The set of measurement metadata is the element with the highest number of links within the data map. Details on every measurement (i.e. the name of the method, date of the measurement, and a link to the raw data) are stored in this element under a unique ID. Additional links provide access to other essential elements, e.g. with details on the sample and the measuring device (Fig. 2). The configuration of the measurement is described in a separate element that contains the set of parameters necessary to replicate the measurement (Fig. 3). Despite the benefits of the UCUM system, using common geophysical units here will improve the acceptance of the model by the community. However, transformation into the UCUM system is necessary when output in alternative units is required. As the number and type of relevant parameters vary, depending on the applied method, we store the parameters in a table (used here as synonym for a database element), similar to an approach presented by Horsburgh et al. (2008), that allows assigning an undefined number of entries to each measurement. It is worth noting that when creating a well-planned relational database scheme, Unified Modeling Language (UML) diagrams are required to map all dependencies between the different metadata. Specialised tools exist for this purpose. Figures 2 and 3 are intended to highlight the fundamental linkages and cross-relationships between different types of data.

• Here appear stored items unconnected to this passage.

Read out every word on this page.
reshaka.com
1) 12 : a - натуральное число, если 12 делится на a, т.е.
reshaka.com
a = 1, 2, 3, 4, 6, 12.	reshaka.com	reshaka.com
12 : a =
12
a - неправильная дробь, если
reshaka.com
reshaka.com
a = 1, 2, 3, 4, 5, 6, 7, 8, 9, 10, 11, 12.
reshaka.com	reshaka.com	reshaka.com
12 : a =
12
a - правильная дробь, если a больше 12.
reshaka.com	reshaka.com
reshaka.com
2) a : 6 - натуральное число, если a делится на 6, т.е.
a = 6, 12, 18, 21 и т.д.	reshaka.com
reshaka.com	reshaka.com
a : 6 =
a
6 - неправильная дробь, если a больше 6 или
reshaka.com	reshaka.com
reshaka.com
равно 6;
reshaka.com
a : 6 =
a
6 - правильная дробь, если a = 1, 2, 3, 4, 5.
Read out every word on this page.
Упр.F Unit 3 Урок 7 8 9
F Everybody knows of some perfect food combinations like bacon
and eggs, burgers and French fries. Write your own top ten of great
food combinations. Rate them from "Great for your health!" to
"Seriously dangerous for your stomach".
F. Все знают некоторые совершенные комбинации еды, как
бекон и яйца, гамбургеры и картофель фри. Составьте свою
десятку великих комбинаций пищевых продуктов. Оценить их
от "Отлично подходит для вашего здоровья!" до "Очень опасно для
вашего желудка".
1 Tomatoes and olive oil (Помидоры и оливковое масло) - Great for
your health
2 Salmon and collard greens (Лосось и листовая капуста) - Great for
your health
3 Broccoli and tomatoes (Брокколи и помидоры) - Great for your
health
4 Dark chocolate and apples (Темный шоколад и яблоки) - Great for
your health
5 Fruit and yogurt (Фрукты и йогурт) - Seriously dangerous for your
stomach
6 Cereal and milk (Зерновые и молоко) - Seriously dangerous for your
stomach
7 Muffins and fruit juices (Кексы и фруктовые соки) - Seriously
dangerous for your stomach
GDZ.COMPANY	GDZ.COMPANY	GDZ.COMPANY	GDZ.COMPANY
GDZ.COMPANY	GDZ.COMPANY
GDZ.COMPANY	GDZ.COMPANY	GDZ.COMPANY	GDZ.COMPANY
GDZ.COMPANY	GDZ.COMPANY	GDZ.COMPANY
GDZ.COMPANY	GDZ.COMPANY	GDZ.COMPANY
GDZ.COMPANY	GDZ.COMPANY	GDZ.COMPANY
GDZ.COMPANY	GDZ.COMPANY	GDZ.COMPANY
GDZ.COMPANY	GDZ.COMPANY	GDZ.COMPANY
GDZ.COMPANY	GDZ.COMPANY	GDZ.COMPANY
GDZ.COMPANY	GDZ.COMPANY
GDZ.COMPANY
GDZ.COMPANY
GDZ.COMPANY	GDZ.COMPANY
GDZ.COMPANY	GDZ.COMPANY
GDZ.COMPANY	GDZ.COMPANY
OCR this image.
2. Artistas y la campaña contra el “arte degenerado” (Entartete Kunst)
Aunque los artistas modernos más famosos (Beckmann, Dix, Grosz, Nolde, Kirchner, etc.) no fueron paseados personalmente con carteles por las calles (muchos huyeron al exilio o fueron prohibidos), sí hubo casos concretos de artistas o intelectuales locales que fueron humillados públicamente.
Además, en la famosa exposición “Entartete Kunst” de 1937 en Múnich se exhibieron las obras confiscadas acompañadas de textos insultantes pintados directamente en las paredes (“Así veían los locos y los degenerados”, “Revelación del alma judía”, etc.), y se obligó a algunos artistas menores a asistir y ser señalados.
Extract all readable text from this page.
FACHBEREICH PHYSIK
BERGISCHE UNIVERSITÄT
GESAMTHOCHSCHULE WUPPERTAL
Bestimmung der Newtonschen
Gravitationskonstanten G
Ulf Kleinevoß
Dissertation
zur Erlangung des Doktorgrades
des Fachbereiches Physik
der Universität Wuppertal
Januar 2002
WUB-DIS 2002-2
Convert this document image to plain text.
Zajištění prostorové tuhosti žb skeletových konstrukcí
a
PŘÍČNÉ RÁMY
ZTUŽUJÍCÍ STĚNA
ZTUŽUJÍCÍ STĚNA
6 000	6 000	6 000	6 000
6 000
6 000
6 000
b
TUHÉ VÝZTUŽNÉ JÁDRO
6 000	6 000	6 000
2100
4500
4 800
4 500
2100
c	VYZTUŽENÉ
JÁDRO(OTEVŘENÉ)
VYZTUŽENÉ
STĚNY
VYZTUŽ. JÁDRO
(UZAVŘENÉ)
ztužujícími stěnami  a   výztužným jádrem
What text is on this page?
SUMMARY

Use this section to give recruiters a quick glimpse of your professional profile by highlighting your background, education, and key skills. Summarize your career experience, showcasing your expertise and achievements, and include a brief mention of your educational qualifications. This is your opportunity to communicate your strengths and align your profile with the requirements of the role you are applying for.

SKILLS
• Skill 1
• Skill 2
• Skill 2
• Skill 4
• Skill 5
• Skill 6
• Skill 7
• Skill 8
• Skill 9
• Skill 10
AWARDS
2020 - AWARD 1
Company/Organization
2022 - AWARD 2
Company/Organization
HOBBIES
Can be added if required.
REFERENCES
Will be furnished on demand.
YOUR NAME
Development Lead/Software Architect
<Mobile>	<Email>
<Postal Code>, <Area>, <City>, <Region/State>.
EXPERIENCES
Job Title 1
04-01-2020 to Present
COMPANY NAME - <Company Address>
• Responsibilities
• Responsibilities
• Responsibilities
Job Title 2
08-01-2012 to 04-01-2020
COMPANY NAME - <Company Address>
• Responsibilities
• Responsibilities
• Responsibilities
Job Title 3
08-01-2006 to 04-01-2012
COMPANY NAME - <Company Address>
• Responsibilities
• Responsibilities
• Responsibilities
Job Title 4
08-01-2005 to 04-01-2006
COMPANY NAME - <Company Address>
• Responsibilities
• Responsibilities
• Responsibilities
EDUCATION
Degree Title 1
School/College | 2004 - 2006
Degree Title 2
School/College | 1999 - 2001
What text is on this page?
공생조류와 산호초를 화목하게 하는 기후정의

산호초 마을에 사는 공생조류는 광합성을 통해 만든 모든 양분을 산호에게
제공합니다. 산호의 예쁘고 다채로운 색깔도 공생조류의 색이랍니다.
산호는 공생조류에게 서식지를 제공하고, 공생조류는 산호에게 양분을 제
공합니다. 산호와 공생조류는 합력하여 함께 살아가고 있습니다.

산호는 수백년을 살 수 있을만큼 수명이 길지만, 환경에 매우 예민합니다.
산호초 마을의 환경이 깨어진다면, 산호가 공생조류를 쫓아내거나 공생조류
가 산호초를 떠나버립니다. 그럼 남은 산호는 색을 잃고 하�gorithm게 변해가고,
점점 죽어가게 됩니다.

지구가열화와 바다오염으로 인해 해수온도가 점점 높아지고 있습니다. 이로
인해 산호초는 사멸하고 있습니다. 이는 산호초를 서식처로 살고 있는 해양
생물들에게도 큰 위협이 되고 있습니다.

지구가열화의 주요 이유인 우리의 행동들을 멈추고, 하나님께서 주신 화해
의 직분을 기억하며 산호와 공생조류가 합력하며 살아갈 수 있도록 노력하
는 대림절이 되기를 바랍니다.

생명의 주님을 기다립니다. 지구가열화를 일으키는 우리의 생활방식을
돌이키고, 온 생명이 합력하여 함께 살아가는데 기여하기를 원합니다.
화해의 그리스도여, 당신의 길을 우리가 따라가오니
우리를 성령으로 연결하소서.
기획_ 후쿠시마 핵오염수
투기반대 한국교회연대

https://gi.copernicus.org/articles/13/63/2024/gi-13-63-2024-f02

Figure 2Sketch of the tables containing different metadata on the measurement and the processing procedure, respectively. Variable numbers of parameters, depending on the applied method, can be stored in an arbitrary number of tables. Sorting of the entries is enabled through the unique IDs in the first column of each table.

Download

https://gi.copernicus.org/articles/13/63/2024/gi-13-63-2024-f03

Figure 3Sketch of the metadata element about the configuration of measurements. The first column (ConfigM-ID) contains a unique ID for each entry. The second column indicates the measurement associated with the parameter details contained in the residual columns. We entered typical metadata related to two different methods, i.e. spectral-induced polarisation (1) and magnetic susceptibility (2), respectively.

Download

The preparation of samples for geoscientific laboratory measurements marks an important step within the whole measurement workflow. As the description of laboratory procedures in geophysics is usually not standardised, the clarity and machine-readability of this part of the information is limited. We define a numerical code, where distinct numbers substitute each element of a sentence describing a step of the sample preparation (Fig. 4). Combining these numbers allows the construction of sentences of a defined length comprising a subject, verb, preposition, object, and an expression for the duration, number of repetitions, and frequency, respectively. Thus, a detailed description of the workflow of sample preparation is made accessible to machines. Finally, additional information concerning the measurement, i.e. details on the related project, the responsible researcher, and the institute, are made accessible through links within the set of measurement metadata. With these links, a high flexibility for complex workflows in research laboratories is achieved. Furthermore, standard workflows, e.g. defined by standard operating procedures (SOPs), can be predefined and implemented within the final database. Editing and extending these workflows is possible at any time so that new laboratory methods and procedures do not compromise the database structure at all.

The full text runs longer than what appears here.